The politics of leaking

Amidst all the current sabre rattling on the Korean peninsula, one report has significantly upped the stakes – the apparent ‘leak’ of a confidential US intelligence report stating that the North Korean regime has a nuclear bomb that can be launched on a missile.

Previous reports have cast doubt on the regime’s ability to produce a bomb small enough to be carried on a missile. Now, it seems, there’s a secret US intelligence report that says it may well be able to do just this.

How has this report come to be ‘leaked’? The key paragraphs were read out by a supposedly little-known politician, Doug Lamborn, during a meeting of the House of Representatives Armed Services Committee.

You can take your choice of explanation.

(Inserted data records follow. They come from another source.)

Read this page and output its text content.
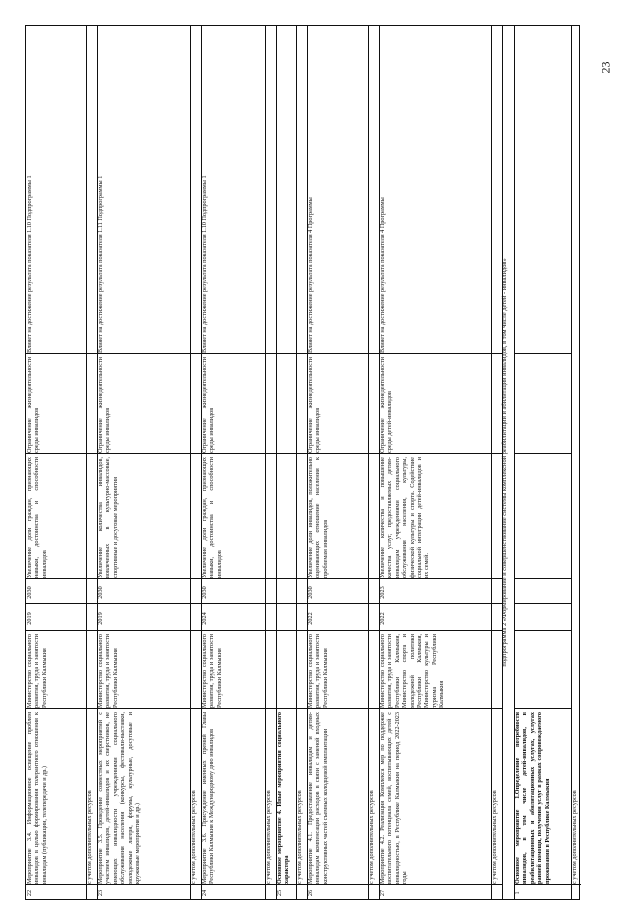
23
22
Мероприятие 3.4. Информационное освещение проблем инвалидов в целью формирования толерантного отношения к инвалидам (публикации, телепередачи и др.)
Министерство социального развития, труда и занятости Республики Калмыкия
2019
2030
Увеличение доли граждан, признающих навыки, достоинства и способности инвалидов
Ограничение жизнедеятельности среды инвалидов
Влияет на достижение результата показателя 1.10 Подпрограммы 1
с учетом дополнительных ресурсов
23
Мероприятие 3.5. Проведение совместных мероприятий с участием инвалидов, детей-инвалидов и их сверстников, не имеющих инвалидности учреждениями социального обслуживания населения (конкурсы, фестивали-выставки, молодежные лагеря, форумы, культурные, досуговые и кружковые мероприятия и др.)
Министерство социального развития, труда и занятости Республики Калмыкия
2019
2030
Увеличение количества инвалидов, вовлеченных в культурно-массовые, спортивные и досуговые мероприятия
Ограничение жизнедеятельности среды инвалидов
Влияет на достижение результата показателя 1.11 Подпрограммы 1
с учетом дополнительных ресурсов
24
Мероприятие 3.6. Присуждение именных премий Главы Республики Калмыкия к Международному дню инвалидов
Министерство социального развития, труда и занятости Республики Калмыкия
2024
2030
Увеличение доли граждан, признающих навыки, достоинства и способности инвалидов
Ограничение жизнедеятельности среды инвалидов
Влияет на достижение результата показателя 1.10 Подпрограммы 1
с учетом дополнительных ресурсов
25
Основное мероприятие 4. Иные мероприятия социального характера с учетом дополнительных ресурсов
26
Мероприятие 4.1. Предоставление инвалидам и детям-инвалидам компенсации расходов в связи с заменой входных конструктивных частей съемных колодцевой имплантации
Министерство социального развития, труда и занятости Республики Калмыкия
2022
2030
Увеличение доли инвалидов, положительно оценивающих отношение населения к проблемам инвалидов
Ограничение жизнедеятельности среды инвалидов
Влияет на достижение результата показателя 4 Программы
с учетом дополнительных ресурсов
27
Мероприятие 4.2. Реализация Комплекса мер по поддержке воспитательного потенциала семей, воспитывающих детей с инвалидностью, в Республике Калмыкия на период 2022-2023 годы
Министерство социального развития, труда и занятости Республики Калмыкия, Министерство спорта и молодежной политики Республики Калмыкия, Министерство культуры и туризма Республики Калмыкия
2022
2023
Увеличение количества и повышение качества услуг, предоставляемых детям-инвалидам учреждениями социального обслуживания населения, культуры, физической культуры и спорта. Содействие социальной интеграции детей-инвалидов и их семей.
Ограничение жизнедеятельности среды детей-инвалидов
Влияет на достижение результата показателя 4 Программы
с учетом дополнительных ресурсов
подпрограмма 2 «Формирование и совершенствование системы комплексной реабилитации и абилитации инвалидов, в том числе детей - инвалидов»
1
Основное мероприятие 1.Определение потребности инвалидов, в том числе детей-инвалидов, в реабилитационных и абилитационных услугах, услугах ранней помощи, получении услуг в рамках сопровождаемого проживания в Республике Калмыкия	с учетом дополнительных ресурсов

One is that it’s a genuine leak of a document inadvertently obtained by Mr Lamborn and released by mistake into the public domain. The second, more interesting one – at least from the point of view of how states choose to communicate  –  is that it’s not actually a leak at all but an attempt by the US Government to imply it believes the North Korean weapons programme is more advanced than it really is.

Why would it do that? Simply, to persuade North Korea’s Chinese allies that the bellicose warnings of war emanating from Pyongyang could actually be taken seriously. Iraq-watchers may well recall the dire ’45 minute’ claims made for Saddam Hussein’s arsenal, which were used to justify preparations for war.

In a high-stakes game of poker such as this, there is much to be gained by suggesting to the other side that while you believe they have a very strong hand, yours is stronger – and that you’re prepared to play it.